I guess I secretly do read a lot of these political campaign books. I actually have read another Ethan Canin book–For Kings and Planets, and there were definite similarities between the two books. Both books are very into class and moving from the lower-middle class into the upper-middle class, a topic I do find interesting, but Canin is always so obvious about these issues I find his writing a little frustrating. Plus, I think in his efforts to ennoble the working class, he ends up being condescending. Whenever novelists start singing the praises of the working man, I groan, because I know that it’s all downhill prep-school  envy from there on out. Personally, I prefer my class warfare hidden within romantic machinations, hence my deep allegiance to Gossip Girl.

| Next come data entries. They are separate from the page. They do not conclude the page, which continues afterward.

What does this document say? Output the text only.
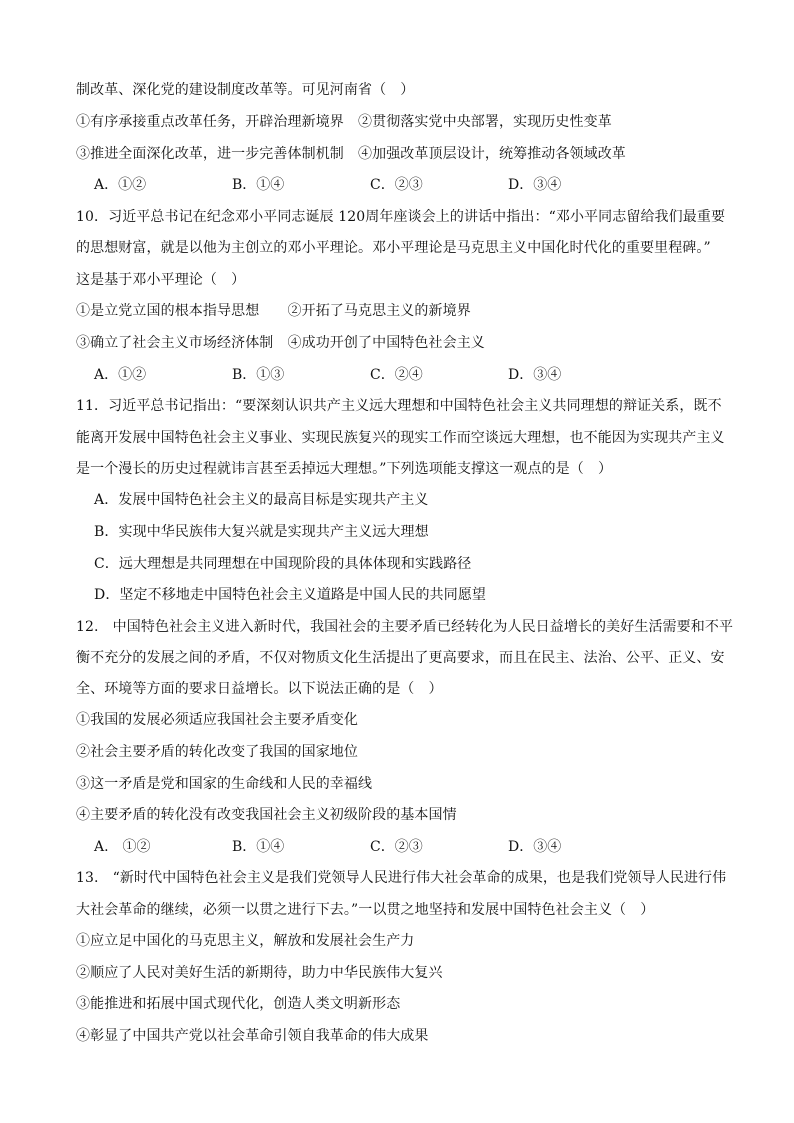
制改革、深化党的建设制度改革等。可见河南省（　）
①有序承接重点改革任务，开辟治理新境界　②贯彻落实党中央部署，实现历史性变革
③推进全面深化改革，进一步完善体制机制　④加强改革顶层设计，统筹推动各领域改革
A．①②	B．①④	C．②③	D．③④
10．习近平总书记在纪念邓小平同志诞辰 120周年座谈会上的讲话中指出：“邓小平同志留给我们最重要
的思想财富，就是以他为主创立的邓小平理论。邓小平理论是马克思主义中国化时代化的重要里程碑。”
这是基于邓小平理论（　）
①是立党立国的根本指导思想　　②开拓了马克思主义的新境界
③确立了社会主义市场经济体制　④成功开创了中国特色社会主义
A．①②	B．①③	C．②④	D．③④
11．习近平总书记指出：“要深刻认识共产主义远大理想和中国特色社会主义共同理想的辩证关系，既不
能离开发展中国特色社会主义事业、实现民族复兴的现实工作而空谈远大理想，也不能因为实现共产主义
是一个漫长的历史过程就讳言甚至丢掉远大理想。”下列选项能支撑这一观点的是（　）
A．发展中国特色社会主义的最高目标是实现共产主义
B．实现中华民族伟大复兴就是实现共产主义远大理想
C．远大理想是共同理想在中国现阶段的具体体现和实践路径
D．坚定不移地走中国特色社会主义道路是中国人民的共同愿望
12.　中国特色社会主义进入新时代，我国社会的主要矛盾已经转化为人民日益增长的美好生活需要和不平
衡不充分的发展之间的矛盾，不仅对物质文化生活提出了更高要求，而且在民主、法治、公平、正义、安
全、环境等方面的要求日益增长。以下说法正确的是（　）
①我国的发展必须适应我国社会主要矛盾变化
②社会主要矛盾的转化改变了我国的国家地位
③这一矛盾是党和国家的生命线和人民的幸福线
④主要矛盾的转化没有改变我国社会主义初级阶段的基本国情
A.　①②	B．①④	C．②③	D．③④
13.　“新时代中国特色社会主义是我们党领导人民进行伟大社会革命的成果，也是我们党领导人民进行伟
大社会革命的继续，必须一以贯之进行下去。”一以贯之地坚持和发展中国特色社会主义（　）
①应立足中国化的马克思主义，解放和发展社会生产力
②顺应了人民对美好生活的新期待，助力中华民族伟大复兴
③能推进和拓展中国式现代化，创造人类文明新形态
④彰显了中国共产党以社会革命引领自我革命的伟大成果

Posted in book reviews, Socks, Uncategorized at June 15th, 2009.

I finished The Return of the King yesterday.  Anyhow, I did not become a Lord of the Rings mega-nerd, though I do now like to refer to people as X, son of Y, which is how everyone is ever introduced in LOTR. Anyway, this book was less like King Arthur stuff, as I had assumed it would be, and more like the Iliad/Odyssey, though somewhat reversed–the first two books are the odyssey part, and the third is the Iliad part.  It was really just one big war/journey book(s), with lots and lots of lineage-talk. By the time I got to book three, which is all lamentations of lands lost and children slain, I was like, okaaay, I know, I read the Iliad. (I’m actually much more familiar with the Iliad than the Odyssey, though I had to read both in college, because in fifth grade, we read some kind of abbreviated version of the Iliad and then had to draw our own illustrated version of the story, which kind of helps stick it in your brain.)

I have no knitting news. Sorry.

Posted in book reviews, Uncategorized at June 9th, 2009.